(An English translation of this post is being prepared. Check back later.)
J'ai commencé à utiliser couchsurfing en 2007. A cette époque, le site était basé sur trois convictions :
1) le monde fonctionne mieux quand on part du principe que chaque personne, même si elle vous est inconnue, est a priori bienveillante, respectueuse et digne de confiance (apprendre à l'être soi-même de manière inconditionnelle est déjà une première étape...)
2) ceux qui le peuvent donneront volontairement de leur temps ou de leur argent pour faire fonctionner un site en lequel ils croient
3) il existe un grand nombre de personnes qui souhaitent héberger gracieusement des voyageurs, pour le plaisir, la beauté et les enseignements que vous apportent une rencontre.
Bilan : un succès gigantesque.
Tellement gigantesque que certains ont vu le moyen de faire de l'argent avec cet énorme réseau ainsi constitué.

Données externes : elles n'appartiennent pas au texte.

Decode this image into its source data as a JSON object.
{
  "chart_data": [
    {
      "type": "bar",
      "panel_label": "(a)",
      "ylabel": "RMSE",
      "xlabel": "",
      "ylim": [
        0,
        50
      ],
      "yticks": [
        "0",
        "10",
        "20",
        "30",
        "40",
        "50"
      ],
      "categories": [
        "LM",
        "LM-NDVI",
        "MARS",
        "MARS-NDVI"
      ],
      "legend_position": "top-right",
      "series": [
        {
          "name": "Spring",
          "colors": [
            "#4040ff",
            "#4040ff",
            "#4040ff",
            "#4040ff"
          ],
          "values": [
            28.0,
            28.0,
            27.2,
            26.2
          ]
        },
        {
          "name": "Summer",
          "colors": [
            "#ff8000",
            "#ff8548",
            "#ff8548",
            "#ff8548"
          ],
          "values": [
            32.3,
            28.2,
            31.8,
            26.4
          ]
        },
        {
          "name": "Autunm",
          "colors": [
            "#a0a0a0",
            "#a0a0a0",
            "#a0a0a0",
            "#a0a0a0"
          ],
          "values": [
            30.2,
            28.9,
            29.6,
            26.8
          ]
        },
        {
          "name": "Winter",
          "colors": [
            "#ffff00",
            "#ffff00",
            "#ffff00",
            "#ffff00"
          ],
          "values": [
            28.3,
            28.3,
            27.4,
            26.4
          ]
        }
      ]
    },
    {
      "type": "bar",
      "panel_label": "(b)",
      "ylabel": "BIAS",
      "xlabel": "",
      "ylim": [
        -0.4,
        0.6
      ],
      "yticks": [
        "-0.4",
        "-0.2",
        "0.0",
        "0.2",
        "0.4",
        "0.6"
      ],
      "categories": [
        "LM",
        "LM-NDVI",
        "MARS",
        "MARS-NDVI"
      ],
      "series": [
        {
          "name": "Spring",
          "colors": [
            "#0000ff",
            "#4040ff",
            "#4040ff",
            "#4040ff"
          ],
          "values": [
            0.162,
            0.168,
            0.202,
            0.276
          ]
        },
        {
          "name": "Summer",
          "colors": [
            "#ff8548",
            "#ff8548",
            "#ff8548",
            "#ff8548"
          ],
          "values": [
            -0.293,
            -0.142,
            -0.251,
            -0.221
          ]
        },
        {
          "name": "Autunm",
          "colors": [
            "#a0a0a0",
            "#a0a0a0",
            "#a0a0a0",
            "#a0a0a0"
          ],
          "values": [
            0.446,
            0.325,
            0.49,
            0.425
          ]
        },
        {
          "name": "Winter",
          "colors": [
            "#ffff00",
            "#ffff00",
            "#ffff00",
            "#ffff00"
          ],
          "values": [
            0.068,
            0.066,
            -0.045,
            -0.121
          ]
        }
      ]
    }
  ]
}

L'organisation à but non lucratif est donc rachetée en 2011 pour devenir une société.
J'ai ouvert mon compte à l'âge de 21 ans ; j'étais une jeune fille qui démarrait ses voyages en solo. Idéaliste, sans être naïve, j'ai commencé surtout en hébergeant des voyageurs du monde entier dans mon petit appart parisien (plus d'une centaine de personnes). Des voyageurs seuls, des couples, des groupes d'amis, de tous les sexes, religions, origines, orientations sexuelles.
Imaginez la vitesse avec laquelle vous découvrez le monde et la diversité des gens qui le compose !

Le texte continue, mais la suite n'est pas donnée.